I znów wszystko wróciło do rzeczywistości, a dwa puste księżyce okazały się grubymi soczewkami osadzonymi w szerokiej, czarnej oprawie i tkwiły na nosie małego, żylastego mężczyzny z wąsem, który nachylał się nade mną ze strzykawką.

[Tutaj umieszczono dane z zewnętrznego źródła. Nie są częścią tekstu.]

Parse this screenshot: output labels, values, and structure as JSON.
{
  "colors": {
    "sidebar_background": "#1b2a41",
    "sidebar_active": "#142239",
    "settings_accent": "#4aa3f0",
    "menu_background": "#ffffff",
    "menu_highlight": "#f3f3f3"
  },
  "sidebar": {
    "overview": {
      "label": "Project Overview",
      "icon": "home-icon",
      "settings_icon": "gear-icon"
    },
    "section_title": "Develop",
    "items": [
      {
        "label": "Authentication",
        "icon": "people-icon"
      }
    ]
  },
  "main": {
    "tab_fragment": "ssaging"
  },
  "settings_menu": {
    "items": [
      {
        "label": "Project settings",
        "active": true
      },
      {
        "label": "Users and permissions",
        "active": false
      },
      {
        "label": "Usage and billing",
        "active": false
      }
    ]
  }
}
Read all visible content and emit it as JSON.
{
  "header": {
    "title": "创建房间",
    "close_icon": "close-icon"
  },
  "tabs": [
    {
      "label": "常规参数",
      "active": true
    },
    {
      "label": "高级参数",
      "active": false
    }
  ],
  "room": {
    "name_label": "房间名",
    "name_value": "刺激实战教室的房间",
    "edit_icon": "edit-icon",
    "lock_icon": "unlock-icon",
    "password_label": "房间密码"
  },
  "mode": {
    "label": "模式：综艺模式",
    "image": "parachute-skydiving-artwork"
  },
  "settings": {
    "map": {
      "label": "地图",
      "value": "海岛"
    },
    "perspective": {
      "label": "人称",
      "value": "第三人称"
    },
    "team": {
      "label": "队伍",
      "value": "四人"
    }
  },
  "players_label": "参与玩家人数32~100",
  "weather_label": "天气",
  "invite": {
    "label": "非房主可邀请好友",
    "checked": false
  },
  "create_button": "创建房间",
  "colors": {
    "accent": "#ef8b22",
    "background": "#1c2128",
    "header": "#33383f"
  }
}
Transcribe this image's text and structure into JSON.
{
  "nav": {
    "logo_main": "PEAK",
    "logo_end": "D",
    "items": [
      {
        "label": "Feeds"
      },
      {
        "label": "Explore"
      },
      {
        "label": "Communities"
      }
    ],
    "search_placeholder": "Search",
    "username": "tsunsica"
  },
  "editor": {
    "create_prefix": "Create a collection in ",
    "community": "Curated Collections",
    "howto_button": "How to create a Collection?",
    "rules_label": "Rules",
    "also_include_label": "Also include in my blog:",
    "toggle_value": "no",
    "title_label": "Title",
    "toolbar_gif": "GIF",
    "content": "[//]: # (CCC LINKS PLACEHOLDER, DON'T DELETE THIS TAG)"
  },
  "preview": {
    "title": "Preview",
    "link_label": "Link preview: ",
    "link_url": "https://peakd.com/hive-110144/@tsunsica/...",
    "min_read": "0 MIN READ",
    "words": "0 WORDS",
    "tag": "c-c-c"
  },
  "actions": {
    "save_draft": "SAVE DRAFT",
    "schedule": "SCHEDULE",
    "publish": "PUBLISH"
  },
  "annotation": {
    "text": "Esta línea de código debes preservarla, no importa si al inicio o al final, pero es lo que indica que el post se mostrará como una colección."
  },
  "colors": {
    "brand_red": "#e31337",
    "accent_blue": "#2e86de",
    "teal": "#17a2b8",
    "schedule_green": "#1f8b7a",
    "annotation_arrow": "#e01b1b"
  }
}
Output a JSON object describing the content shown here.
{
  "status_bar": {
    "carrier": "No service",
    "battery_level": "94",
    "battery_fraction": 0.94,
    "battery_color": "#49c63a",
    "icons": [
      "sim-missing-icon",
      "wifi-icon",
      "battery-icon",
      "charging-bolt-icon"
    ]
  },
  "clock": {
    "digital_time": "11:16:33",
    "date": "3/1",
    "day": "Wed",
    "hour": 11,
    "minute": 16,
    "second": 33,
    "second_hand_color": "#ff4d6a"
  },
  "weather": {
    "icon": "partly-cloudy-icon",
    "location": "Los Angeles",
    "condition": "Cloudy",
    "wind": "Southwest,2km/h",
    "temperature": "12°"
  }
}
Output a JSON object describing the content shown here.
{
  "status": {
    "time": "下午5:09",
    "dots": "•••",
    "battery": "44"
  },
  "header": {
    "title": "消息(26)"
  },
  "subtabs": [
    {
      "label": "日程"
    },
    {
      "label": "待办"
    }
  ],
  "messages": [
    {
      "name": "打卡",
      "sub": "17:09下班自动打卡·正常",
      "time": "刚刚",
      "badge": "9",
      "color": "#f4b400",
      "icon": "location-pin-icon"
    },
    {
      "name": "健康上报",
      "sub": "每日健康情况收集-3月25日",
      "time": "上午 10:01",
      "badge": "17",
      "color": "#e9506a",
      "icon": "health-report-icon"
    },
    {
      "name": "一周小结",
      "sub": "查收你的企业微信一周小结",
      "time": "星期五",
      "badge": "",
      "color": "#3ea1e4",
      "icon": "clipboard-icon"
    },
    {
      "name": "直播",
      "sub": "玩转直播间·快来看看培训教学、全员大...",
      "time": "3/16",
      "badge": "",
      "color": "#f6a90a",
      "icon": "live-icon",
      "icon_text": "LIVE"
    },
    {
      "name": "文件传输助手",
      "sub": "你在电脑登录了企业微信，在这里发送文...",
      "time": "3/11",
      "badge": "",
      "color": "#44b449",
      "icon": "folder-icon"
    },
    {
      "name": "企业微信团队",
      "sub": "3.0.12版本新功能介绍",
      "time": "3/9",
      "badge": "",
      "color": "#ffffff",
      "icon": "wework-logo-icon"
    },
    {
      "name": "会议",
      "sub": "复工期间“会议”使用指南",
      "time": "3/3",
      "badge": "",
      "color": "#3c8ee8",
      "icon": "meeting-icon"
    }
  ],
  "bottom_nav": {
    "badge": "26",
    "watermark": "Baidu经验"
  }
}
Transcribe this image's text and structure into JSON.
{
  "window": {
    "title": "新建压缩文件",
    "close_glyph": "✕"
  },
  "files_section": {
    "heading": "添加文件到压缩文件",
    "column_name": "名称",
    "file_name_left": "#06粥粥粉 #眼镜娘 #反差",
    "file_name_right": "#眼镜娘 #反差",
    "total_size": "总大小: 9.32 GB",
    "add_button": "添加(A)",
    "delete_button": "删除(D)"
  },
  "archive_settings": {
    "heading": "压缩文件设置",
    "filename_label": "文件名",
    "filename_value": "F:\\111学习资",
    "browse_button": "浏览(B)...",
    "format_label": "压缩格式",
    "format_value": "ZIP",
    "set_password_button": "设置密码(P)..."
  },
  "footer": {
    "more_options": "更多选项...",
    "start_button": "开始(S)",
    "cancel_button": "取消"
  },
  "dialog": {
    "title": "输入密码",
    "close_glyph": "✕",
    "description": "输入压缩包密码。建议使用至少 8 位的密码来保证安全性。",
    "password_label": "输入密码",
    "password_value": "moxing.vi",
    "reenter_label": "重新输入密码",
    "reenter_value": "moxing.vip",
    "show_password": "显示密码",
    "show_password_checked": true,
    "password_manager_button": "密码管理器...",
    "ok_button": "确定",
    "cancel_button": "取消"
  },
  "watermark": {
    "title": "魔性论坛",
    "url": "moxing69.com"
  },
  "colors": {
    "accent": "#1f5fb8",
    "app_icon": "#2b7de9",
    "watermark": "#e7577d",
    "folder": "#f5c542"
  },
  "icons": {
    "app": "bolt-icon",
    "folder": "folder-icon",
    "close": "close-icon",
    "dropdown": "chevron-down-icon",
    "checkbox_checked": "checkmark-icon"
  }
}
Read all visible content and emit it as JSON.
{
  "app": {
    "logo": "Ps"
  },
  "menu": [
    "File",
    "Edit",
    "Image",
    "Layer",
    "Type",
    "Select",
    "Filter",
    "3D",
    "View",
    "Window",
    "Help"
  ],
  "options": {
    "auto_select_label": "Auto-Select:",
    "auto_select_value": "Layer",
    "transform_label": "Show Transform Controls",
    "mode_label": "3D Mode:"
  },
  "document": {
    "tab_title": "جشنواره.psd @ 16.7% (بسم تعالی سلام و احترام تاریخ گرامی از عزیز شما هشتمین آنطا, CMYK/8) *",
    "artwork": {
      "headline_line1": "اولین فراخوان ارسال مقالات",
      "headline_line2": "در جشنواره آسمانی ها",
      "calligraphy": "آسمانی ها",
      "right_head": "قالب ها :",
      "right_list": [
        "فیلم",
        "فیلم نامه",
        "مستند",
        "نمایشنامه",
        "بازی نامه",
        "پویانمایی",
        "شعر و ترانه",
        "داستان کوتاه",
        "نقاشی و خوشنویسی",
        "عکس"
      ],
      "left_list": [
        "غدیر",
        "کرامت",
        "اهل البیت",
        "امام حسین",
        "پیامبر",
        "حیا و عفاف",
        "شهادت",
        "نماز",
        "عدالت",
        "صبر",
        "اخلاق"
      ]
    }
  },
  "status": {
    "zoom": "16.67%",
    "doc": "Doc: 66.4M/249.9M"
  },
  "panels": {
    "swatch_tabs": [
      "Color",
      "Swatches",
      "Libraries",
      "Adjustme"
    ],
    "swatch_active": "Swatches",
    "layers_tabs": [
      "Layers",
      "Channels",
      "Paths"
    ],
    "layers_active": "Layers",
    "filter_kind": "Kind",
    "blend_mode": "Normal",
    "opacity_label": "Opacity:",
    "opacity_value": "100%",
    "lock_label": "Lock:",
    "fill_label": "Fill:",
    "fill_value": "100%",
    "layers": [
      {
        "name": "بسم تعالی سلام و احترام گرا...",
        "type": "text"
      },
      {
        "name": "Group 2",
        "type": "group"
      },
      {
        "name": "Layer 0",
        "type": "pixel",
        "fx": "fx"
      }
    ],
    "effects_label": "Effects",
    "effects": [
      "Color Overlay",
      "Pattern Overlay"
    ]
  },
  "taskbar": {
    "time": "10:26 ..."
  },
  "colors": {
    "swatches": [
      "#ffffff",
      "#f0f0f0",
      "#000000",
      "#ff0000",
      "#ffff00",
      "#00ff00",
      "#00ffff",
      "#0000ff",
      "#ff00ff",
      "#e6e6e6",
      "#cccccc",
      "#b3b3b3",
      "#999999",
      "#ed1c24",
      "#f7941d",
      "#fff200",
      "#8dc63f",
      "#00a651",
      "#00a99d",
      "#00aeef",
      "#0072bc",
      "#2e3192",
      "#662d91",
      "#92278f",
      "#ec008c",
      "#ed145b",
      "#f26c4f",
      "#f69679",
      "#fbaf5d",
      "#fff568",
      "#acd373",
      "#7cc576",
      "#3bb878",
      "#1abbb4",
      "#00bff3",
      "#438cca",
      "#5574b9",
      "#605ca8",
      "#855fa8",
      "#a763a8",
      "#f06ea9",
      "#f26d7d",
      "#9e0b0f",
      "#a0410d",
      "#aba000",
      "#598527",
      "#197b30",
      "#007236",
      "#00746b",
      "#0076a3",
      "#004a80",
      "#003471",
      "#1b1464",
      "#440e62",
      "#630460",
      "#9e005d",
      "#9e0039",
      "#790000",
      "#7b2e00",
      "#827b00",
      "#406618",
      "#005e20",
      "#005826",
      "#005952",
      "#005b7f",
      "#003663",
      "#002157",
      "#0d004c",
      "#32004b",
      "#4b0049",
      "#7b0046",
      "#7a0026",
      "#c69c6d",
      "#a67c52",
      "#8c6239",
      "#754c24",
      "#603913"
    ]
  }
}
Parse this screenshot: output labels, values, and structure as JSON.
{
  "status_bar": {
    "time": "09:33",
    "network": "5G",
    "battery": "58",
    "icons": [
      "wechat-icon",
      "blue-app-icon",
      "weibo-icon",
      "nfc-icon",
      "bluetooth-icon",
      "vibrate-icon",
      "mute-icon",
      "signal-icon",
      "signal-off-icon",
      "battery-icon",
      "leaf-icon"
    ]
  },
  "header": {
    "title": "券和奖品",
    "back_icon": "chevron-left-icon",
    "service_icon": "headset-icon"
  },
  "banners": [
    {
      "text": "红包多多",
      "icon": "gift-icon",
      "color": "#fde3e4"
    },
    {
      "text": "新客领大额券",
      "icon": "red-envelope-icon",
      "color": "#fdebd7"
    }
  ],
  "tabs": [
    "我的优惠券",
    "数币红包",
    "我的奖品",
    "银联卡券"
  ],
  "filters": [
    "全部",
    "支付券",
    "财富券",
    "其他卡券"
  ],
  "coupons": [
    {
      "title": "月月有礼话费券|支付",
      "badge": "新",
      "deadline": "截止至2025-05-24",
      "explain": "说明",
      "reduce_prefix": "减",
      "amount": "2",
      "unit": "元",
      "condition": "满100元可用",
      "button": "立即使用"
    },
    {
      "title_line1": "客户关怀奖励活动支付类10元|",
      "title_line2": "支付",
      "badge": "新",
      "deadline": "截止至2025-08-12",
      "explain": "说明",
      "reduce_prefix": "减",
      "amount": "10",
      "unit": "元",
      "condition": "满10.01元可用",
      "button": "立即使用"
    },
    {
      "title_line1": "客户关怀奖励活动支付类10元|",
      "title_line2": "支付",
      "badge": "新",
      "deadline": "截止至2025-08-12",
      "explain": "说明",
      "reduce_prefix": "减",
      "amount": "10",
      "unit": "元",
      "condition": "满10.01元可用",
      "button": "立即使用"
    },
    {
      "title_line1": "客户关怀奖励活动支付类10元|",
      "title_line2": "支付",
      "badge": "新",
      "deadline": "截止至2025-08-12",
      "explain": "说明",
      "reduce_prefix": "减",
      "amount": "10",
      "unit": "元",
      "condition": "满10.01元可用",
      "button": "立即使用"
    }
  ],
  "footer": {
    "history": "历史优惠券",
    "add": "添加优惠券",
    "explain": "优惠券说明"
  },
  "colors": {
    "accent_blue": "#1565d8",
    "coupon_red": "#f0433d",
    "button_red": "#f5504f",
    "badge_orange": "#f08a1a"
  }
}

— Doktor Danco, jeśli się nie mylę?

Nie wiem, czy powiedziałem to na głos, ale on pokiwał głową i odparł:

— Tak, właśnie tak mnie nazywali. A kim ty jesteś? — Akcent miał z lekka sztuczny, jakby musiał myśleć trochę za bardzo nad każdym wypowiadanym słowem. Zauważyłem ślad kubańskiego dialektu, ale hiszpański nie był językiem ojczystym doktora. Z jakiegoś powodu jego głos sprawił, że poczułem się bardzo nieszczęśliwy, jakby wokół roztaczał się zapach repelentu na Dextery. Ale w głębi mojego jaszczurczego mózgu stary dinozaur uniósł łeb i ryknął, nie skuliłem się więc przed nim tak, jak chciałem z początku. Spróbowałem pokiwać głową, ale nie wiadomo dlaczego było to bardzo trudne.

— Nie próbuj się jeszcze poruszać — powiedział. — Nie da rady. Ale nie martw się. Obejrzysz sobie wszystko, co robię z twoim przyjacielem na stole. A wkrótce przyjdzie twoja kolej. Wtedy sam się zobaczysz w lustrze. — Mrugnął do mnie i w jego głosie pojawiła się lekka, kapryśna nutka. — Zwierciadła to cudowna rzecz. Wiedziałeś, że jeśli ktoś stoi przed domem i patrzy w lustro, to można go zobaczyć ze środka?